Monitor running tasks with Celery

Tool: Celery is the task runner that manages task execution and scheduling.

To use Celery to request task information, pass the following environment variable(s) with your request:

export EIQ_PLATFORM_SETTINGS=/etc/eclecticiq/platform_settings.py

Append Celery commands after the environment variable(s).

Celery commands have the following format:

celery -A ${module_name} ${command}

Ping Celery to see which tasks are up and listening.

This is the easiest way to check task running status.

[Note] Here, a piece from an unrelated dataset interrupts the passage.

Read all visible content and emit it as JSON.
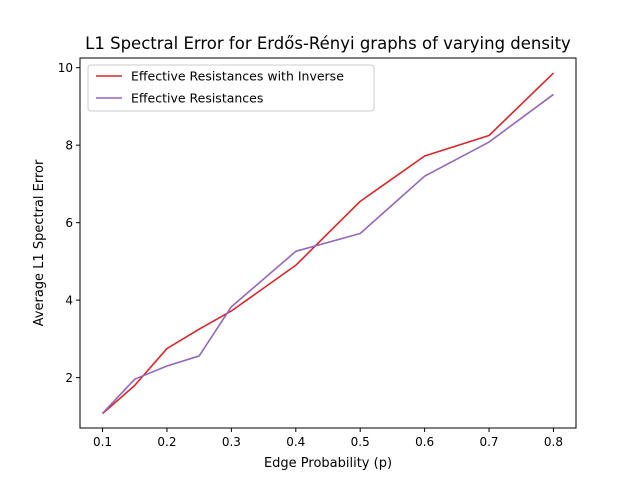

All active tasks reply with pong.

export EIQ_PLATFORM_SETTINGS=/etc/eclecticiq/platform_settings.py
/opt/eclecticiq/platform/api/bin/celery -A eiq.platform.taskrunner.app inspect ping

To inspect active tasks, run the following command(s):

export EIQ_PLATFORM_SETTINGS=/etc/eclecticiq/platform_settings.py
/opt/eclecticiq/platform/api/bin/celery -A eiq.platform.taskrunner.app inspect active

To inspect active tasks queues, run the following command(s):

export EIQ_PLATFORM_SETTINGS=/etc/eclecticiq/platform_settings.py
/opt/eclecticiq/platform/api/bin/celery -A eiq.platform.taskrunner.app inspect active_queues

To inspect scheduled tasks, run the following command(s):

export EIQ_PLATFORM_SETTINGS=/etc/eclecticiq/platform_settings.py
/opt/eclecticiq/platform/api/bin/celery -A eiq.platform.taskrunner.app inspect scheduled

To inspect overall task status, run the following command(s):

export EIQ_PLATFORM_SETTINGS=/etc/eclecticiq/platform_settings.py
/opt/eclecticiq/platform/api/bin/celery -A eiq.platform.taskrunner.app status

To request task statistics (exhaustive, but it can be verbose), run the following command(s):

export EIQ_PLATFORM_SETTINGS=/etc/eclecticiq/platform_settings.py
/opt/eclecticiq/platform/api/bin/celery -A eiq.platform.taskrunner.app inspect stats

(For further details, see the documentation on Celery ping, Celery workers, Celery worker statistics, and Celery monitoring)